My users are complaining that the bot "forgets" context after about five or six exchanges. I am using the Buffer Memory node in Flowise, but it doesn't seem to hold up. Should I be using a different memory type like Zep or a specific DynamoDB integration for long-term retention? I need the bot to remember user preferences across different login sessions.
3 answers
Buffer Memory is only meant for short-term "sliding window" context. If you want true long-term persistence in Flowise, you absolutely should integrate Zep or use a persistent database.
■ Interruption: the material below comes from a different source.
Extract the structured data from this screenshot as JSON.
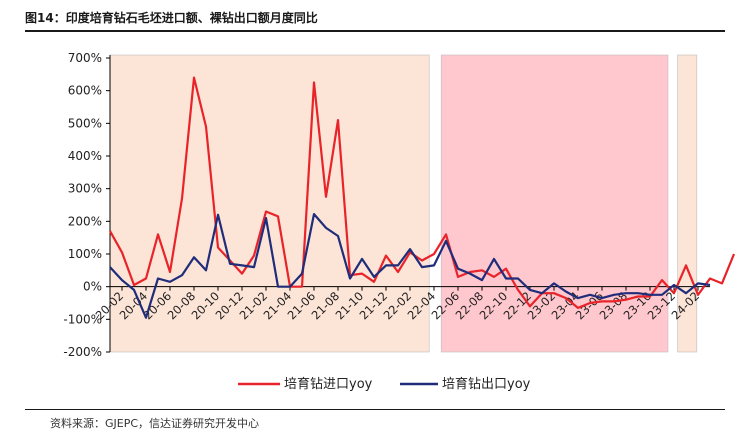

I personally use the Postgres Chat Memory node. This allows the bot to query past interactions even if the user logs out and comes back a week later. You can set a "Session ID" that maps to your user's unique ID in your app. This ensures that the LLM always has the relevant historical context without blowing through your token limit by sending the entire history every time.
Are you worried about the token costs increasing as the conversation history grows longer over several weeks?
I found that the DynamoDB node is the most reliable for AWS-based deployments if you want to scale horizontally.
Great tip, Pamela. Using an external managed service for memory makes the Flowise instance itself stateless, which is a best practice for modern cloud architecture and deployment.
Definitely, Justin. That’s why I’m looking at the "Conversation Summary Memory" node in Flowise. It uses a smaller LLM to summarize the history, which keeps the token count low while still preserving the "gist" of the previous sessions.